Пассажир в новом дорогом фиолетовом плаще и вельветовых брюках был – если не считать прозрачных, криво обрезанных, едва доходящих до щиколоток носков – вызывающе бос. Он не походил на стянувшего несколько купюр и быстро приодевшегося бомжа, хотя и пытался, подобно этим наглым тварям, пристроить свои ступни – черно-багровые, просвечивающие сквозь тоненькие носки, – куда-то повыше чисто выметенного машинного коврика.
Но даже не эти пачкавшие обивку машины ступни раздражали и мучили шофера.
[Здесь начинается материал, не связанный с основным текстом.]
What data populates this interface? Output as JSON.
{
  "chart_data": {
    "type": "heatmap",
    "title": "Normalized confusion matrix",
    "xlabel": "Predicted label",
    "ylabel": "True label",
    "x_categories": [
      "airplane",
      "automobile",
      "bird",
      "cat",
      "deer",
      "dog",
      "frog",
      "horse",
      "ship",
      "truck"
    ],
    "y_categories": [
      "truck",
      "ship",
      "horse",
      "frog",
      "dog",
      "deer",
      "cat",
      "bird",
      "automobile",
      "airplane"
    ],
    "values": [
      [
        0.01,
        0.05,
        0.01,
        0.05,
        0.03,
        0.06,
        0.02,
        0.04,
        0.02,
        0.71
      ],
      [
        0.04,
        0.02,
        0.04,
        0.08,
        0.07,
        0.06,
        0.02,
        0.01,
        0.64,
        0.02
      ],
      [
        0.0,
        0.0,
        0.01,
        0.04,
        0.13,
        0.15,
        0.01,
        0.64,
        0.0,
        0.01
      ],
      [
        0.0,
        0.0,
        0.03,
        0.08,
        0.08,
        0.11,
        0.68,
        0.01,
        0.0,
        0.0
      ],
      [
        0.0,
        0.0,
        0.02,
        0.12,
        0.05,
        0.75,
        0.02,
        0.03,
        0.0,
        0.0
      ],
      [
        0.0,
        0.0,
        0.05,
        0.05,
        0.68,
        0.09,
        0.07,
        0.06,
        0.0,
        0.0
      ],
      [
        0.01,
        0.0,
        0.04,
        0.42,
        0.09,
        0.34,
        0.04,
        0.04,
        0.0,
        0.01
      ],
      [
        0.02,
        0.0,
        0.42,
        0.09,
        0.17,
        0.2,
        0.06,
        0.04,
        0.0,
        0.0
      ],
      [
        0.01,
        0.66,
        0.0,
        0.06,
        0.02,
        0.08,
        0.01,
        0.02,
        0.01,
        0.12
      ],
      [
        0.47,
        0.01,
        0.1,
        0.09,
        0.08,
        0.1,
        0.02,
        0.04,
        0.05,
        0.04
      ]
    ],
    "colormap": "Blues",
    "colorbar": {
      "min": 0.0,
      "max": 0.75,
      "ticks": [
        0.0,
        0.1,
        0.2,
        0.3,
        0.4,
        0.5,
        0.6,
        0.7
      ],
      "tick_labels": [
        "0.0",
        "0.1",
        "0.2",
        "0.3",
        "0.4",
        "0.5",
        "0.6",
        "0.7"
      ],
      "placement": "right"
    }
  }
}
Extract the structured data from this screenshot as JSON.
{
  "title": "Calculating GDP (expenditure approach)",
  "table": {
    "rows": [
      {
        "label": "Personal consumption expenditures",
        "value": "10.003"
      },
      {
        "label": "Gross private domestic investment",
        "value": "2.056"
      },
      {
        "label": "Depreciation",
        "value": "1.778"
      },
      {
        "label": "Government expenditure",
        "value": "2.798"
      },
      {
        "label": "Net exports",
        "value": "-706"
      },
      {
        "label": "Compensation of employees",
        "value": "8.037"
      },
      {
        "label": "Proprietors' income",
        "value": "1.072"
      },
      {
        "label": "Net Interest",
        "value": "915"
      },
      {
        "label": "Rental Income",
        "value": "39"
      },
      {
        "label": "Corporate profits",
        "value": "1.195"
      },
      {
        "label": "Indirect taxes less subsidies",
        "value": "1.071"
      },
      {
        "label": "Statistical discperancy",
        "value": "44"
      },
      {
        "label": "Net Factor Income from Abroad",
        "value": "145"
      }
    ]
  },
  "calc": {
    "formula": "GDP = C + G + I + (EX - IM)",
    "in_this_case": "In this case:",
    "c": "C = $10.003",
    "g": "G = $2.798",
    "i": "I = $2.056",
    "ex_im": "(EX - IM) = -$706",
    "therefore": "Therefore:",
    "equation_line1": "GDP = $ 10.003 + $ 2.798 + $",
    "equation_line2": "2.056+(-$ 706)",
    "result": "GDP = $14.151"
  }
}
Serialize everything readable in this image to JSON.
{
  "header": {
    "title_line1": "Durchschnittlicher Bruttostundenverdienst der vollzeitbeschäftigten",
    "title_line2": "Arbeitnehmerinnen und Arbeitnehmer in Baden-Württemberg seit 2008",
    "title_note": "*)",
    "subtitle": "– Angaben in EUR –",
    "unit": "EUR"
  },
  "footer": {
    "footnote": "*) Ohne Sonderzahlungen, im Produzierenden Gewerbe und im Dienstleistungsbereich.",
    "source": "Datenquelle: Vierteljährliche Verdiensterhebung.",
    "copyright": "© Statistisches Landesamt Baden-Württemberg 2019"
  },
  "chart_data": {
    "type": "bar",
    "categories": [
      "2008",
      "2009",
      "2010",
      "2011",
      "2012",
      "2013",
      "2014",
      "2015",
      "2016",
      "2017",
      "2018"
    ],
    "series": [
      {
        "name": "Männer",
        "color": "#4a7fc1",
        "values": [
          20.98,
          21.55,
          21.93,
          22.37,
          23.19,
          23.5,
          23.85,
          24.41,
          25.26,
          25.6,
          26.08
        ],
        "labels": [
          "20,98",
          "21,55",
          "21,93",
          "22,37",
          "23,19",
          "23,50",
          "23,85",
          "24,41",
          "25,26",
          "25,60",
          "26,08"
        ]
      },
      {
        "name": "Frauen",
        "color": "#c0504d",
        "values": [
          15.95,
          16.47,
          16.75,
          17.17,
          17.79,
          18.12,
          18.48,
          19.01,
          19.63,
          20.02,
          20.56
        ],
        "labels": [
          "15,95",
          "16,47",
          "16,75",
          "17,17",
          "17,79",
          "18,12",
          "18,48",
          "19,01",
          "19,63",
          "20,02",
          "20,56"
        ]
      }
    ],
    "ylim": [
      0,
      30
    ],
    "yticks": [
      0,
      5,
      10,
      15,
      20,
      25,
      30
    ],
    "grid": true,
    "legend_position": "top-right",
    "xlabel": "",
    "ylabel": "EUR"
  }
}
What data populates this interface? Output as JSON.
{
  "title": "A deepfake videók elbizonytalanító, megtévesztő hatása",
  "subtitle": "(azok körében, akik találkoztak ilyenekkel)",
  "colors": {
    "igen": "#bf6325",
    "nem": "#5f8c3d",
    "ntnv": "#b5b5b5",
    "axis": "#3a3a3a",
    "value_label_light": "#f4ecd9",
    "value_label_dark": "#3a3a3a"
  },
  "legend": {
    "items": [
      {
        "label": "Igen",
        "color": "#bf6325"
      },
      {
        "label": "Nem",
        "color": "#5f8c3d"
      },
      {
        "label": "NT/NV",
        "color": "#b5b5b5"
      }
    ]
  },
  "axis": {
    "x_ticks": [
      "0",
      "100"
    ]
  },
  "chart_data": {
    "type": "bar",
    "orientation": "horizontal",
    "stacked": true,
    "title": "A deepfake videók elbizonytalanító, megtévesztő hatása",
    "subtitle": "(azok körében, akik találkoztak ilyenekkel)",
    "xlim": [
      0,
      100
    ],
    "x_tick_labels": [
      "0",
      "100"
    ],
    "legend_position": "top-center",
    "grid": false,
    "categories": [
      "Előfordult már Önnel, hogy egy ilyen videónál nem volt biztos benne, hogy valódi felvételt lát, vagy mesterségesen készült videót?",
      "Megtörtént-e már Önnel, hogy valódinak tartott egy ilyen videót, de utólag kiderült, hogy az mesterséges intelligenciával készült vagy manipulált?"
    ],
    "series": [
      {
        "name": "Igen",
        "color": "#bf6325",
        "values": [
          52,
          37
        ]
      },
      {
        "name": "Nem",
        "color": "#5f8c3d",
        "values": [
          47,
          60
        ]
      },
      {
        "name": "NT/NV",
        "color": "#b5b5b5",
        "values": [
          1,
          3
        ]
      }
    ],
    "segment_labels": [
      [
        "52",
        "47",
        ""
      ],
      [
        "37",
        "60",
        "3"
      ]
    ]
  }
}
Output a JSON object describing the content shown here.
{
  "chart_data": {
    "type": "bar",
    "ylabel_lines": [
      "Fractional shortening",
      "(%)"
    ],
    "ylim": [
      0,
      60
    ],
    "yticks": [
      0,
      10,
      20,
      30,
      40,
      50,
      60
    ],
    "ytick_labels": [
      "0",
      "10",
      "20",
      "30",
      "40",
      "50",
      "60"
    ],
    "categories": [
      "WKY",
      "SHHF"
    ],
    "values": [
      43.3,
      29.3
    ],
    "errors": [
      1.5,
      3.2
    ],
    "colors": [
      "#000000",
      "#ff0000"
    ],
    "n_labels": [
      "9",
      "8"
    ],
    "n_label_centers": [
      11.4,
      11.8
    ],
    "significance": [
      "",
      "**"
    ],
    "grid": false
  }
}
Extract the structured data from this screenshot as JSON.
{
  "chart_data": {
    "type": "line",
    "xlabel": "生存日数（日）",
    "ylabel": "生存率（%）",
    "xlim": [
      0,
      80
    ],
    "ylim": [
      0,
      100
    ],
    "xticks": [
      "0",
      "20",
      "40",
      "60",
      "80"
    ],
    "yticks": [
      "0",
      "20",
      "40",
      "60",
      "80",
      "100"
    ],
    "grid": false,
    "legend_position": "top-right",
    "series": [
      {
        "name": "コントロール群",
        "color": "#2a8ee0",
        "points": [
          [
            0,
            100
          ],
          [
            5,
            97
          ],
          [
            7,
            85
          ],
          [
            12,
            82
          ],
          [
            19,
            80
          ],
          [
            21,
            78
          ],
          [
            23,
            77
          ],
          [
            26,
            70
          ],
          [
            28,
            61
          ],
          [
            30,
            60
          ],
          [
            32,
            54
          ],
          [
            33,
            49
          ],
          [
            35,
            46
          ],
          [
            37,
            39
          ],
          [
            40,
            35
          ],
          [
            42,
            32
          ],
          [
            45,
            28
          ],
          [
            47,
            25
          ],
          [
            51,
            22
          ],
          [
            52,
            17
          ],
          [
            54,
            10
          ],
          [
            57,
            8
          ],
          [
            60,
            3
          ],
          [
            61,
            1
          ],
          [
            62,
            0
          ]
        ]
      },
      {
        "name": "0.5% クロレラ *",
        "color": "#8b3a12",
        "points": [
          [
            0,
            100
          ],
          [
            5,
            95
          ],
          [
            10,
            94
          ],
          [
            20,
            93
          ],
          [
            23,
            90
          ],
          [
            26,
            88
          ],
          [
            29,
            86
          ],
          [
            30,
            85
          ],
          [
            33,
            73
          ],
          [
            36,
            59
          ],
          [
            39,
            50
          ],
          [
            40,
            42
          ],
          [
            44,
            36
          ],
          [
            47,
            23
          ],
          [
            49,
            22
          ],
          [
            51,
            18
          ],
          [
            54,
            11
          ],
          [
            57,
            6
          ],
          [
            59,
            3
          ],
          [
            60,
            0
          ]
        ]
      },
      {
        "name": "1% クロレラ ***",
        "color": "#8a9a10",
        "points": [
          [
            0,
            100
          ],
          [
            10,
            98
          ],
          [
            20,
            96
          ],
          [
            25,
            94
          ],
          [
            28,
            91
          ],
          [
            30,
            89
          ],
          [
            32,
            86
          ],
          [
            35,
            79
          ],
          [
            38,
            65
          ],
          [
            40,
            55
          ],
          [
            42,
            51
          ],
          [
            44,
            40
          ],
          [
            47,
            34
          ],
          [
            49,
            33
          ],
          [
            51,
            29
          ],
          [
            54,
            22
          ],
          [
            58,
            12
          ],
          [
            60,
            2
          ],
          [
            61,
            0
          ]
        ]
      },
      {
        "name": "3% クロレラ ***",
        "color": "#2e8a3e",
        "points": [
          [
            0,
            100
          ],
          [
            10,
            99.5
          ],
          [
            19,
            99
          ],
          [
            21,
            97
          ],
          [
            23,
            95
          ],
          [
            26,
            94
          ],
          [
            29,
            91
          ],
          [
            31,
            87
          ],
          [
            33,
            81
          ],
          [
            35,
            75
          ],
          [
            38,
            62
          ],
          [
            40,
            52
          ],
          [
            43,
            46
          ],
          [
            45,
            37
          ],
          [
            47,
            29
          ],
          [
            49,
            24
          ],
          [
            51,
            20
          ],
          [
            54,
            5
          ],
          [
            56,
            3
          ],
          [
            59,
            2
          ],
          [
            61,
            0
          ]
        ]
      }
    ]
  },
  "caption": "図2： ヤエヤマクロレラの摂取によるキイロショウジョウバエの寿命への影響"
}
Раздражало и мучило выражение лица уплатившего за оба конца пассажира. Водителю все время казалось: сидящий выкинет сейчас что-то постыдное, гнусное…
«Рвань… Поз-з-зорник…» – таксист еще раз украдкой глянул на пассажира. Однако тот углубился в свои мысли и внимания на окружающее не обращал, лишь изредка вздрагивая и бормоча себе под нос что-то вроде: «Там… за стеной, за забором… Хриплое… Невыносимое… Тяжкое…»
Тычась в заборы и тупички, грязно-серая, а когда-то салатная легковуха, похрустывая закрылками, поскрипывая ремнями и кожицами, пыталась вывернуться из неровностей и ям. Но при этом только глубже втягивалась в нескончаемый сад с пустырями, с невысокими, нелепо крашенными заборами, с давно пересохшими прудами и узкими отводными канавами, с постаментами без статуй, чуть серебримыми паутинками ранней изморози…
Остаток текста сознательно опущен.